La Cour des comptes tance les écoles de commerce

La juridiction financière estime notamment "insuffisants" les efforts de ces établissements en matière de mixité sociale.

D\'après le rapport de la Cour des comptes qui a contrôlé 17 établissements, six élèves d\'écoles de commerce sur dix ont des parents ingénieurs, commerçants, cadres ou chefs d\'entreprise.
D'après le rapport de la Cour des comptes qui a contrôlé 17 établissements, six élèves d'écoles de commerce sur dix ont des parents ingénieurs, commerçants, cadres ou chefs d'entreprise. (NICOLAS THIBAUT/PHOTONONSTOP/AFP)

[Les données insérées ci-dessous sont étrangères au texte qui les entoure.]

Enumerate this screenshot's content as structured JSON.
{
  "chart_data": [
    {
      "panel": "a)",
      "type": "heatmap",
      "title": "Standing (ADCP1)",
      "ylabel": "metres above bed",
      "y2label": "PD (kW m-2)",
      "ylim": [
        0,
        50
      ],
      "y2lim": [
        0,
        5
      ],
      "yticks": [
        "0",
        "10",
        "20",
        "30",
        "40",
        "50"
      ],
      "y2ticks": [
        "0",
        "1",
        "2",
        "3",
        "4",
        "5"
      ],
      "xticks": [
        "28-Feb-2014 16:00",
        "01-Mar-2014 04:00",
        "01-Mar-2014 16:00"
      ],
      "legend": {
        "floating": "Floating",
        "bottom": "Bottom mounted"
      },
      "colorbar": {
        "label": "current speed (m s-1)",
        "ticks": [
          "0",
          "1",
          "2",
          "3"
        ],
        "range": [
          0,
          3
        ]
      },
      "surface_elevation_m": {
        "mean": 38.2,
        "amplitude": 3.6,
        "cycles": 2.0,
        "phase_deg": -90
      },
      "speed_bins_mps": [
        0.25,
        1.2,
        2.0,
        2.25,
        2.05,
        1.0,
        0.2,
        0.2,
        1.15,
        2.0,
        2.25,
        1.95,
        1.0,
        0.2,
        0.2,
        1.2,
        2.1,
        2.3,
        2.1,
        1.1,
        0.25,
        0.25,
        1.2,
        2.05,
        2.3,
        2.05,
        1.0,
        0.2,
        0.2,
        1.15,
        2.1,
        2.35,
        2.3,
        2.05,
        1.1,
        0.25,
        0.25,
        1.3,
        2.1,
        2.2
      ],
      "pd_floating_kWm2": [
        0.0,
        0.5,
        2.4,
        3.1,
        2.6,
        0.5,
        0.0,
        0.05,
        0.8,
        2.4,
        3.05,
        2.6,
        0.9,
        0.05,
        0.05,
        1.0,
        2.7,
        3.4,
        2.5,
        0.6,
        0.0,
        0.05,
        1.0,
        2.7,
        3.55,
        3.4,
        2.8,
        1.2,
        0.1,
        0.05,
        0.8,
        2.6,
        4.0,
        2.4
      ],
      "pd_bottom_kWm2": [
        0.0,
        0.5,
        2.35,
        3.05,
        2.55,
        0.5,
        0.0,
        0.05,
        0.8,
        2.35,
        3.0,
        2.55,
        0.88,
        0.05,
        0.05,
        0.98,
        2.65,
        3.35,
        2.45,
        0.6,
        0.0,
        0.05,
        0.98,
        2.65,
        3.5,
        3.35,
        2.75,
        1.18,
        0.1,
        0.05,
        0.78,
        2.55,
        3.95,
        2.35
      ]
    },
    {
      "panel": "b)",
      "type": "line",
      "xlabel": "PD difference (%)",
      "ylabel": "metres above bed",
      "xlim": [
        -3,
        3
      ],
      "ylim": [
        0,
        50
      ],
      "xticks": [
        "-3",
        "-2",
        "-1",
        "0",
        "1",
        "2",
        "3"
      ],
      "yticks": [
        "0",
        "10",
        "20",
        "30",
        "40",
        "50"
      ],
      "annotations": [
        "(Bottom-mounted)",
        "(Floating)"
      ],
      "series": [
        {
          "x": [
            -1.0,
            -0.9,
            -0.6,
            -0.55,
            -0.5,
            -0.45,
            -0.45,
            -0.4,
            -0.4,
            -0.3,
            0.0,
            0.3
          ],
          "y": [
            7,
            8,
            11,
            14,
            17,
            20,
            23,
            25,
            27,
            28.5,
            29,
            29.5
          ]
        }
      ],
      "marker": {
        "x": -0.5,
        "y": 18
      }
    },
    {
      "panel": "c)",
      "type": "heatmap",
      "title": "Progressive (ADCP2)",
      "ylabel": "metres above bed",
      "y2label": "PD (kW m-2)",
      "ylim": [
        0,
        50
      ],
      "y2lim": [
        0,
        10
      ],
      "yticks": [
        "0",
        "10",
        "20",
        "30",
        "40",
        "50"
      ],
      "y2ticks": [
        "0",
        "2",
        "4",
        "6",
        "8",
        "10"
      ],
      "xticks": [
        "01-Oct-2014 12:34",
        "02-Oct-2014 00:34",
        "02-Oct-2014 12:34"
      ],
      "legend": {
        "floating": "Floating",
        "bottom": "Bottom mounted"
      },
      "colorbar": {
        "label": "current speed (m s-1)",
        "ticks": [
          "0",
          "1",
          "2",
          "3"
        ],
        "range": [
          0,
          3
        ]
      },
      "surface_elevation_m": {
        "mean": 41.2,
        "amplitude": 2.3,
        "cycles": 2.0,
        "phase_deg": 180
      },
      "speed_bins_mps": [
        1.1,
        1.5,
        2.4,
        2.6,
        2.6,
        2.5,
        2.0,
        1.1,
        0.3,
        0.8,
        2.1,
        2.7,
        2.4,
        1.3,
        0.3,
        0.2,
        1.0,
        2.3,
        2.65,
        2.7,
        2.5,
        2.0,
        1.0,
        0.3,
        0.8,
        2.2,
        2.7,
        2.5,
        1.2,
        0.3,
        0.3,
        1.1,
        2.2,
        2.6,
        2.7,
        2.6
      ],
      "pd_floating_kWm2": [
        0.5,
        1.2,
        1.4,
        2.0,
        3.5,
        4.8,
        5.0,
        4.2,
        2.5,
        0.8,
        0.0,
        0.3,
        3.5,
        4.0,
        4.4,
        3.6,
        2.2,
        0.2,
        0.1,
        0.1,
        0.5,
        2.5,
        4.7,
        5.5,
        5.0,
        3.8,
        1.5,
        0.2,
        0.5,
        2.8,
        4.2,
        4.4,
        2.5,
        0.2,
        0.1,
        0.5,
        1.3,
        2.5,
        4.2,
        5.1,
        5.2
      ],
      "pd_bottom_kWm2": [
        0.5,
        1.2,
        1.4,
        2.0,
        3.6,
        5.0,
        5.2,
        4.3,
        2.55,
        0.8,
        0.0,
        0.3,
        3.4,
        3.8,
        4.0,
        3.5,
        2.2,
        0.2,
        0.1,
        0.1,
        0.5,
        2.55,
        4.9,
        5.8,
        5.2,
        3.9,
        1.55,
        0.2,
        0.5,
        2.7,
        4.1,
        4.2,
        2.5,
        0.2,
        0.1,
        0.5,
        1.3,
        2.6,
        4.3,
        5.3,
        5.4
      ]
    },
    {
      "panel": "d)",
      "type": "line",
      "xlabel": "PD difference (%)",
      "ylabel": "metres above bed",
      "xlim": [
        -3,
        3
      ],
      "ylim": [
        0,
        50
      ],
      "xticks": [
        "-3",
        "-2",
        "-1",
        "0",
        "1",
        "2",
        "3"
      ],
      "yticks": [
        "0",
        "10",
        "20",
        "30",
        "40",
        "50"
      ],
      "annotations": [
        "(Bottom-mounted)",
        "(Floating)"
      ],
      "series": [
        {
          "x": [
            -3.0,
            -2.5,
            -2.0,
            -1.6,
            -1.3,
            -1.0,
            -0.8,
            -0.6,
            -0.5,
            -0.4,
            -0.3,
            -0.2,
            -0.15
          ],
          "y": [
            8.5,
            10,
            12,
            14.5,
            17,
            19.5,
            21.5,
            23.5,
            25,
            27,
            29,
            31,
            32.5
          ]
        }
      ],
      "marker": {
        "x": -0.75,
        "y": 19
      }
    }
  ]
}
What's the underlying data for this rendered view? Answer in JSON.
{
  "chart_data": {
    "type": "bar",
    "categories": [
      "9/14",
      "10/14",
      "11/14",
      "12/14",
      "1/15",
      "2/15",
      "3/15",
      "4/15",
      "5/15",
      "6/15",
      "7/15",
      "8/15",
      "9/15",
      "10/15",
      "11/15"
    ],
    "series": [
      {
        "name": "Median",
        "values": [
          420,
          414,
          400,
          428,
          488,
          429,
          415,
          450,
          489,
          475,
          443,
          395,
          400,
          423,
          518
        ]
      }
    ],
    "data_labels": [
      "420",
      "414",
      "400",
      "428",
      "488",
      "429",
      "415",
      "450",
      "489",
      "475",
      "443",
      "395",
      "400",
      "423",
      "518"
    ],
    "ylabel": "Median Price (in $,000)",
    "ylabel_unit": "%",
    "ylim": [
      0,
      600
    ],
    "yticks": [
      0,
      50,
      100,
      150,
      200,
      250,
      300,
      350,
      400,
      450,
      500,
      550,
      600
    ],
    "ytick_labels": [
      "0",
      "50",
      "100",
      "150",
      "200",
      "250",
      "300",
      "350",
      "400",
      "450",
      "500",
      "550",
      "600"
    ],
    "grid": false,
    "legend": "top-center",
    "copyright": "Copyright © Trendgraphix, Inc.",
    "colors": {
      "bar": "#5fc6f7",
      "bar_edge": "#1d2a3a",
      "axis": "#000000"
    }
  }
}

Hausse des coûts, mixité sociale "insuffisante", profusion illisible de diplômes… Les écoles de commerce se font épingler par la Cour des comptes dans un pré-rapport confidentiel publié par Le Monde vendredi 28 décembre.

La Cour a contrôlé 17 établissements, des plus prestigieux (HEC, Essec…) aux plus modestes. Et le constat est sans appel : malgré des "évolutions importantes et positives", il reste du chemin à faire, notamment en terme de diversité sociale. Ainsi, pointe le rapport, six élèves sur dix ont des parents ingénieurs, commerçants, cadres ou chefs d'entreprise. En outre, les écoles de commerce n'accueillent que 18% de boursiers en première année, contre 37% à l'université. HEC, par exemple, "ne compte que 7% de boursiers, alors que l'école en revendique 15,3%", relève Le Monde. L'institution critique par ailleurs "les écoles les plus prestigieuses, qui ont le moins de boursiers d’État" alors que ce sont "celles qui ont le plus de moyens pour accorder des bourses complémentaires", note Le Figaro.

 

Plus chères et plus grosses

Pour ces établissements, la course effrénée à la renommée internationale est devenue un enjeu primordial. Mais elle coûte cher. Les établissements ont ainsi été "amenés à accroître leurs ressources propres, notamment les droits de scolarité, et augmenter leur taille pour pouvoir amortir le coût de leurs investissements", souligne la Cour des comptes, citée par Le Monde. Les droits acquittés par les étudiants (de l'ordre de 10 000 euros par an) représentent aujourd'hui 58% de leurs financements, note le rapport.

La Cour demande donc à l'Etat de "s'attacher à étudier les moyens […] permettant à tout jeune Français […] d'avoir accès aux formations dispensées, sans discrimination par l'argent", en "compensant" l'augmentation des droits de scolarité "par des systèmes de bourses, de prêts ou d'apprentissage".